Pizza fritta con scarole e provola, variante sfiziosa della classica napoletana

Foto da Panperfocaccia.eu

Nel grande patrimonio culinario della cucina napoletana, una delle pietanze più gettonate in assoluto è la pizza.

Protagonista assoluta di racconti, canzoni, citazioni, la pizza rappresenta Napoli, e per certi versi anche l’Italia, nel  mondo. Ne esistono di svariati gusti,  nacque inizialmente con pomodoro, olio, basilico e mozzarella, per poi trasformarsi in una pietanza facilmente adattabile a tutti i gusti, più fantasiosi e diversi  che fanno innamorare chiunque.

Si parla solitamente di pizza al forno ma a Napoli  non è possibile pensare solo a quella, perchè tra le più gettonate c’è la favolosa e fantastica pizza fritta, che almeno una volta nella vita, va provata.

Anche per la pizza fritta, quella classica ha un gusto predefinito, è ripiena di ricotta, provola, salame, cicoli (detti anche ciccioli) e quando si chiama “completa”, anche con un po’ di pomodoro mischiato alla ricotta. Questa però è la versione classica, quella conosciuta da tutti, oggi invece vogliamo proporvi un gusto diverso ma ugualmente sublime e napoletano al massimo, il sapore inimitabile della pizza fritta che incontra la scarola e la provola. L’avete mai provata? L’impasto è lo stesso utilizzato per la pizza fritta normale. Ecco invece cosa occorre per il ripieno.

-Ingredienti:

  • 1 Kg di scarola
  • 500 g di provola affumicata
  • olio q.b.
  • aglio q.b.
  • uva passa q.b.
  • pinoli q.b.
  • sale q.b.
  • pepe q.b.

-Procedimento:

Dopo aver preparato l’impasto, nell’attesa che raddoppi di volume, preparare il ripieno.

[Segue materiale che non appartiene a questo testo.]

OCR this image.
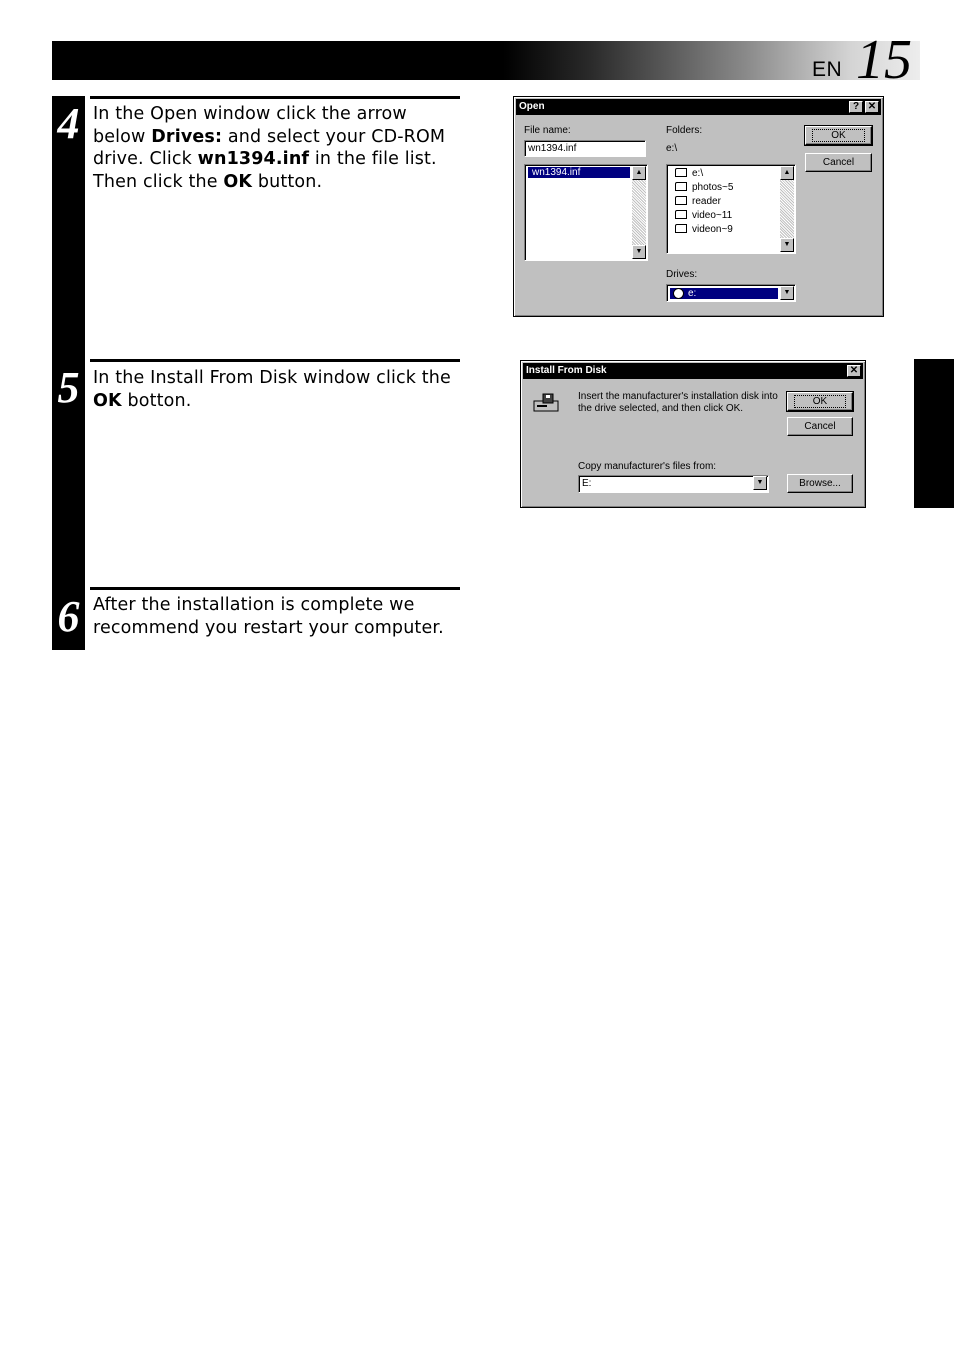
EN 15
4 In the Open window click the arrow below Drives: and select your CD-ROM drive. Click wn1394.inf in the file list. Then click the OK button.
5 In the Install From Disk window click the OK botton.
6 After the installation is complete we recommend you restart your computer.
Open	? ✕
File name:
wn1394.inf
wn1394.inf	▲
▼
Folders:
e:\
e:\
photos~5
reader
video~11
videon~9
▲
▼
Drives:
e:	▼
OK
Cancel
Install From Disk	✕
Insert the manufacturer's installation disk into the drive selected, and then click OK.
OK
Cancel
Copy manufacturer's files from:
E:	▼	Browse...
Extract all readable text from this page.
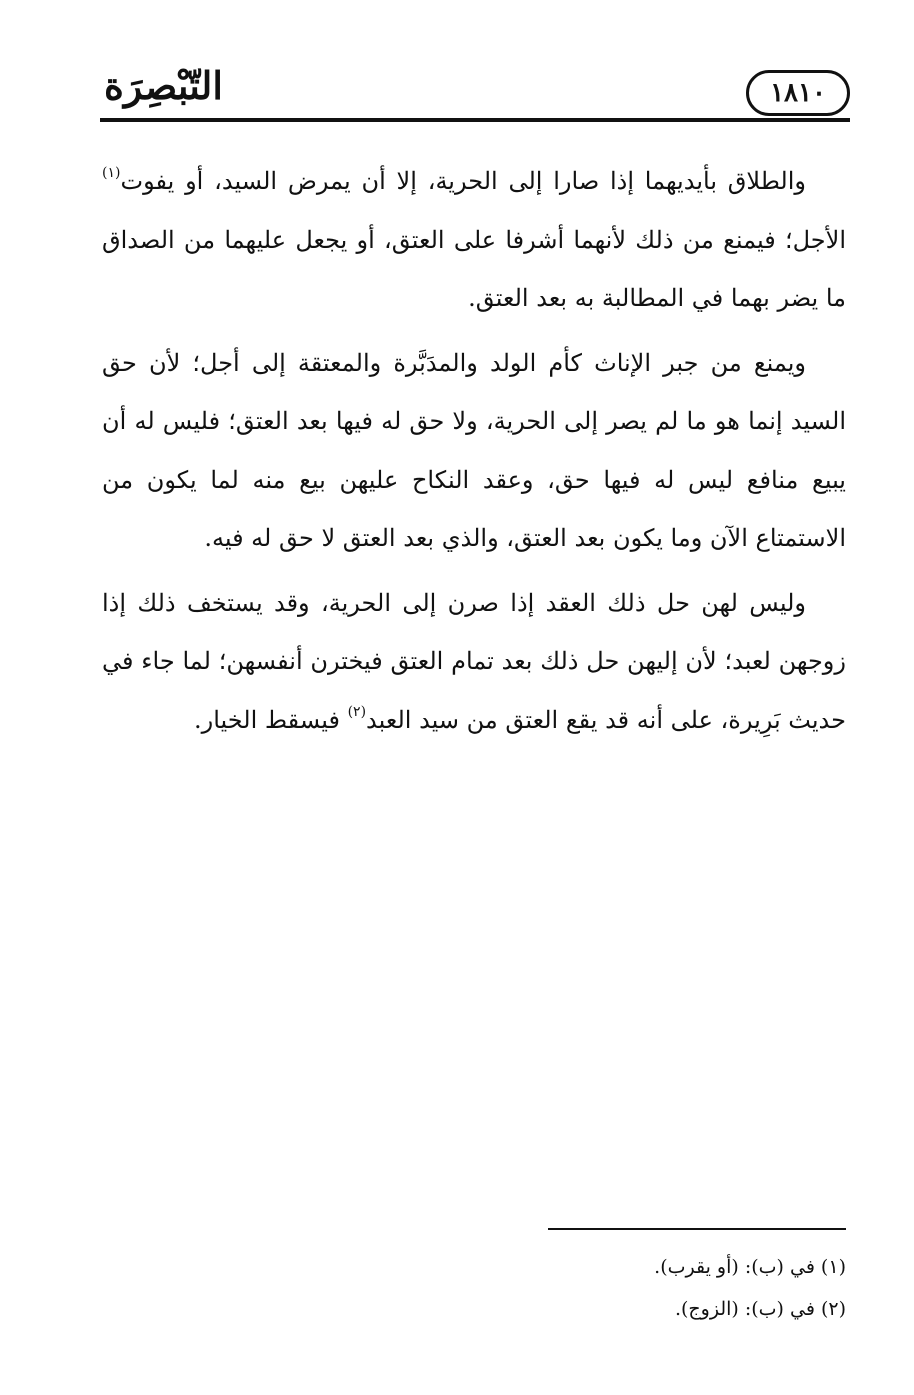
التّبْصِرَة	١٨١٠

والطلاق بأيديهما إذا صارا إلى الحرية، إلا أن يمرض السيد، أو يفوت$^{(١)}$ الأجل؛ فيمنع من ذلك لأنهما أشرفا على العتق، أو يجعل عليهما من الصداق ما يضر بهما في المطالبة به بعد العتق.

ويمنع من جبر الإناث كأم الولد والمدَبَّرة والمعتقة إلى أجل؛ لأن حق السيد إنما هو ما لم يصر إلى الحرية، ولا حق له فيها بعد العتق؛ فليس له أن يبيع منافع ليس له فيها حق، وعقد النكاح عليهن بيع منه لما يكون من الاستمتاع الآن وما يكون بعد العتق، والذي بعد العتق لا حق له فيه.

وليس لهن حل ذلك العقد إذا صرن إلى الحرية، وقد يستخف ذلك إذا زوجهن لعبد؛ لأن إليهن حل ذلك بعد تمام العتق فيخترن أنفسهن؛ لما جاء في حديث بَرِيرة، على أنه قد يقع العتق من سيد العبد$^{(٢)}$ فيسقط الخيار.

(١) في (ب): (أو يقرب).

(٢) في (ب): (الزوج).
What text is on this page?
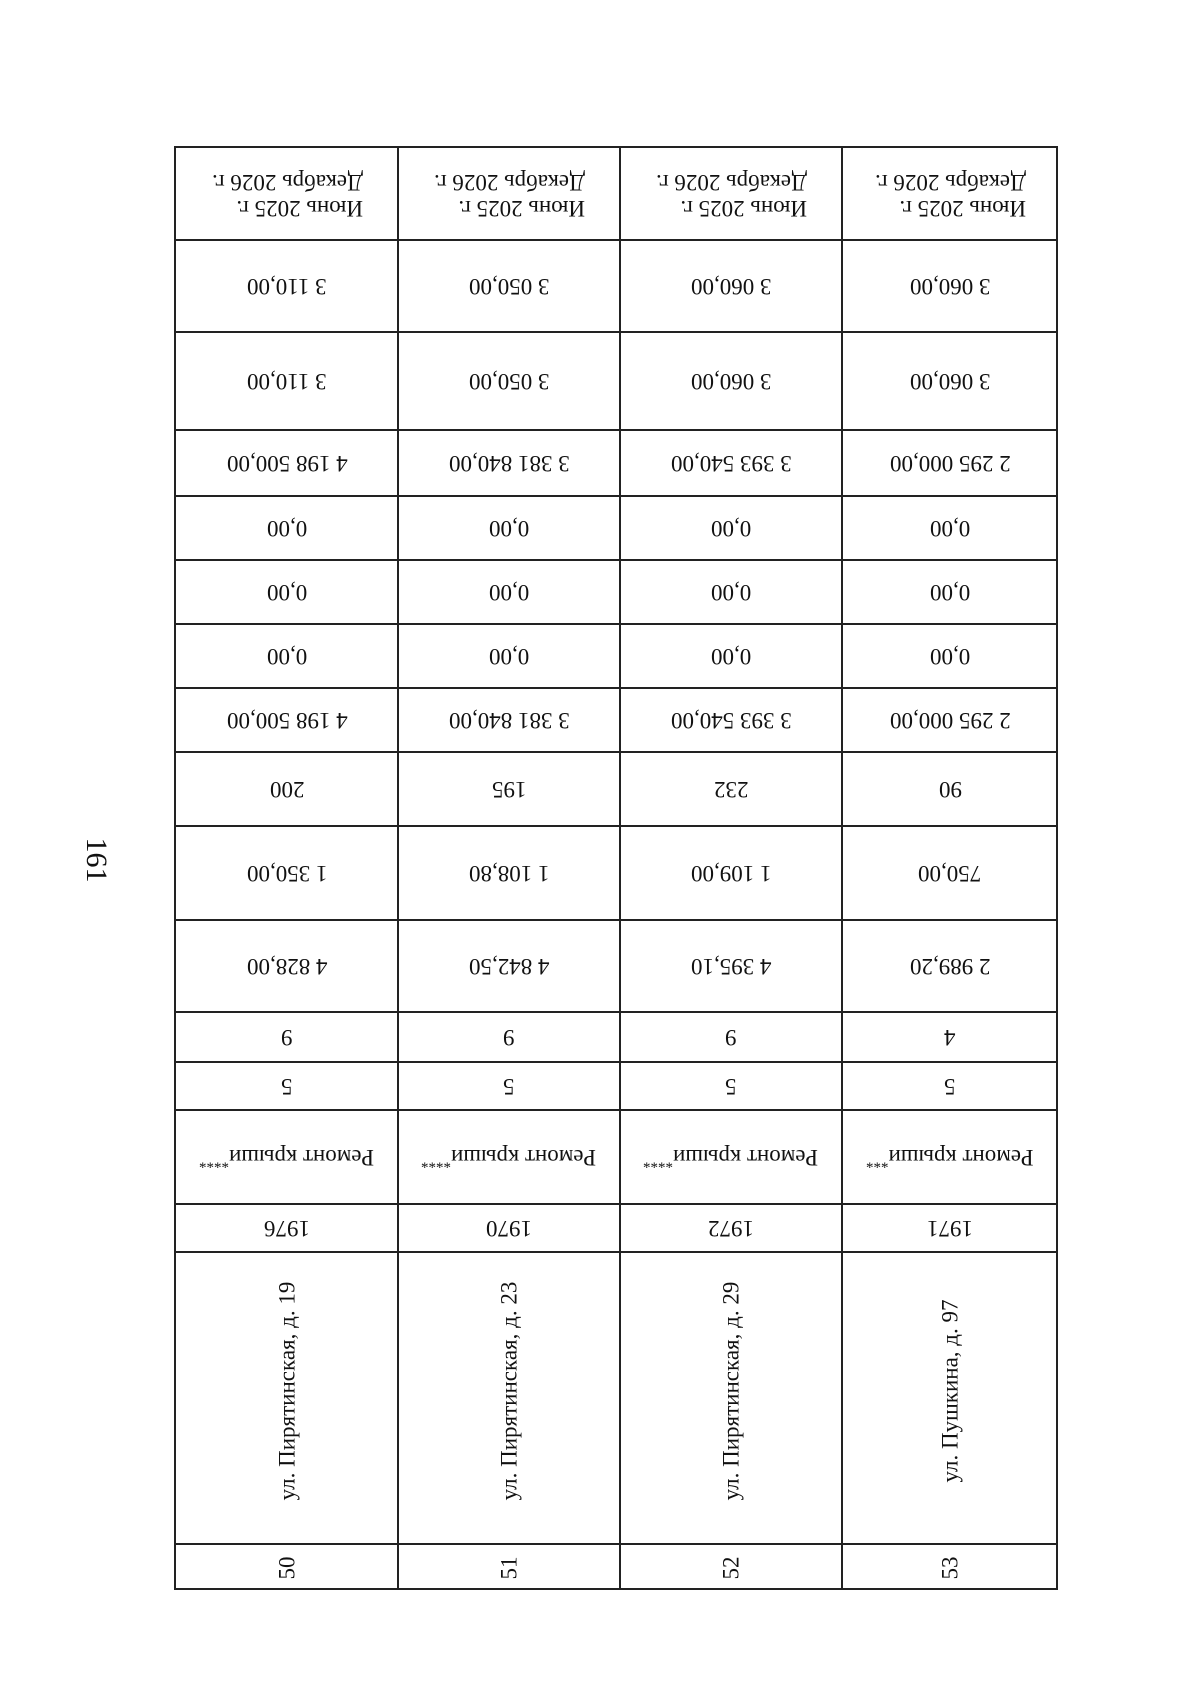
161
Июнь 2025 г.
Декабрь 2026 г.
3 110,00
3 110,00
4 198 500,00
0,00
0,00
0,00
4 198 500,00
200
1 350,00
4 828,00
9
5
Ремонт крыши****
1976
ул. Пирятинская, д. 19
50
Июнь 2025 г.
Декабрь 2026 г.
3 050,00
3 050,00
3 381 840,00
0,00
0,00
0,00
3 381 840,00
195
1 108,80
4 842,50
9
5
Ремонт крыши****
1970
ул. Пирятинская, д. 23
51
Июнь 2025 г.
Декабрь 2026 г.
3 060,00
3 060,00
3 393 540,00
0,00
0,00
0,00
3 393 540,00
232
1 109,00
4 395,10
9
5
Ремонт крыши****
1972
ул. Пирятинская, д. 29
52
Июнь 2025 г.
Декабрь 2026 г.
3 060,00
3 060,00
2 295 000,00
0,00
0,00
0,00
2 295 000,00
90
750,00
2 989,20
4
5
Ремонт крыши***
1971
ул. Пушкина, д. 97
53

Lavare accuratamente la scarola, lasciarla scolare per eliminare l’acqua in eccesso e poi aggiungerla ad un leggero soffritto di aglio e olio.

Fare insaporire aggiustando di sale e pepe e lasciarla stufare per qualche minuto a fiamma viva, fino a quando si sarà ammorbidita e l’acqua completamente asciugata.

Lasciar intiepidire la scarola stufata e intanto suddividere l’impasto in circa otto panetti, ognuno dei quali verrà steso, su un piano da lavoro infarinato, a forma di disco.

All’interno di ogni disco di pasta, adagiare un la scarola, aggiungere una manciata di uva passa e pinoli e la provola precedentemente tagliata a cubetti.

Richiudere ogni disco di pasta in modo da formare delle mezze lune, avendo cura di sigillare le estremità della pasta, pizzicando bene i bordi o spingendo con i rebbi di una forchetta.

Scaldare una padella alta, con abbondante olio, quando risulterà bollente procedere con la cottura delle pizze, lasciando che si gonfino nell’olio e che diventino dorate.

Una volta cotte, posizionarle in un piatto con carta da cucina assorbente e poi servire. La pizza fritta con scarole e provola delizierà il palato di tutti assicurandovi un’ottima riuscita.